In early 2008, ANSA-EAP was tapped to provide technical assistance to the World Bank’s Program to Enhance Capacity for Social Accountability (PECSA). PECSA aims to strengthen Cambodian civil society organizations to use social accountability approaches and tools and to promote networking among SA practitioners nationally and internationally. It is designed to enhance and strengthen the practice of social accountability in support of the World Bank-supported Demand for Good Governance (DFGG) Project of the Royal Government of Cambodia.
A key PECSA activity was the Social Accountability School, a three-week course on basic SA concepts and tools, which was organized in Phnom Penh in March-April, 2008. The SAS was designed jointly by the Society for Participatory Research in Asia based in India, and the Ateneo School of Government, host institution of ANSA-EAP. The local partner in Cambodia was the nongovernment organization, SILAKA.

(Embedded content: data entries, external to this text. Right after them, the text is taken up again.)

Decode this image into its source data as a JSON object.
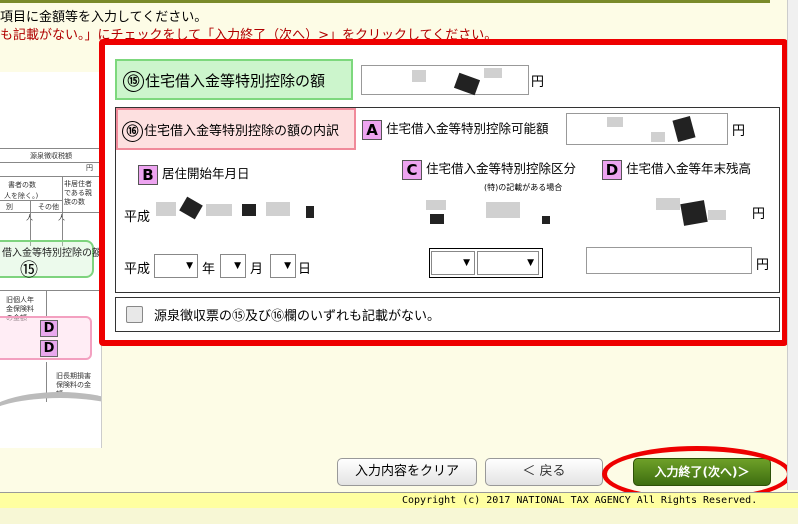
{
  "instructions": {
    "line1": "項目に金額等を入力してください。",
    "line2": "も記載がない。」にチェックをして「入力終了（次へ）>」をクリックしてください。"
  },
  "form_image": {
    "header": "源泉徴収税額",
    "yen_mark": "円",
    "dependents": "書者の数",
    "dependents_sub": "人を除く。)",
    "other": "その他",
    "nonresident": "非居住者である親族の数",
    "betsu": "別",
    "person": "人",
    "box15_label": "借入金等特別控除の額",
    "box15_number": "⑮",
    "old_pension": "旧個人年金保険料の金額",
    "d1": "D",
    "d2": "D",
    "old_longterm": "旧長期損害保険料の金額"
  },
  "section15": {
    "number": "⑮",
    "label": "住宅借入金等特別控除の額",
    "unit": "円"
  },
  "section16": {
    "number": "⑯",
    "label": "住宅借入金等特別控除の額の内訳",
    "field_a": {
      "tag": "A",
      "label": "住宅借入金等特別控除可能額",
      "unit": "円"
    },
    "field_b": {
      "tag": "B",
      "label": "居住開始年月日",
      "era": "平成",
      "year_unit": "年",
      "month_unit": "月",
      "day_unit": "日"
    },
    "field_c": {
      "tag": "C",
      "label": "住宅借入金等特別控除区分",
      "note": "(特)の記載がある場合"
    },
    "field_d": {
      "tag": "D",
      "label": "住宅借入金等年末残高",
      "unit": "円"
    }
  },
  "checkbox": {
    "label": "源泉徴収票の⑮及び⑯欄のいずれも記載がない。"
  },
  "buttons": {
    "clear": "入力内容をクリア",
    "back": "＜ 戻る",
    "next": "入力終了(次へ)＞"
  },
  "copyright": "Copyright (c) 2017 NATIONAL TAX AGENCY All Rights Reserved.",
  "colors": {
    "frame_red": "#ee0000",
    "green_label_bg": "#ccf5cc",
    "pink_label_bg": "#fde0e0",
    "tag_magenta": "#eda4f0",
    "next_button": "#4f8220"
  }
}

Six Cambodians who participated in the SAS joined a follow-up Mentoring, Coaching and Exposure Visit (MCEV) to the Philippines organized by ANSA-EAP. The MCEV participants initially went through a two-week online coaching and mentoring program to deepen their knowledge and skills in the application of social accountability techniques in their projects. Four Filipino specialists provided mentoring assistance.
After the mentoring program, the Cambodians travelled to the Philippines in October 2008 to take part in an intensive immersion course on social accountability. They visited Abra Province where they met with the Concerned Citizens of Abra for Good Government (CCAGG), a community-based civil society group actively promoting social accountability. The Cambodians received hands-on experience of CCAGG’s textbook delivery, road project monitoring, and community gatherings.
Following their field exposure, the participants had meetings in Manila with key civil society and government officials to discuss their fields of specialization. On their final day, they presented their project proposals to a panel of specialists who gave their comments and provided constructive feedback. They were expected to go back to Cambodia with strong proposals that can generate funding and are achievable in the Cambodian context.
Dr. Angelita Gregorio-Medel, ANSA-EAP Project Director, explained the rationale for the MCEV: “The proposals that are coming in are not meeting the standards of the World Bank. We want to show that the graduates of the exposure visit program, and of the Social Accountability School as a whole, can acquire the means to prepare better proposals… and with a good chance of getting approved.”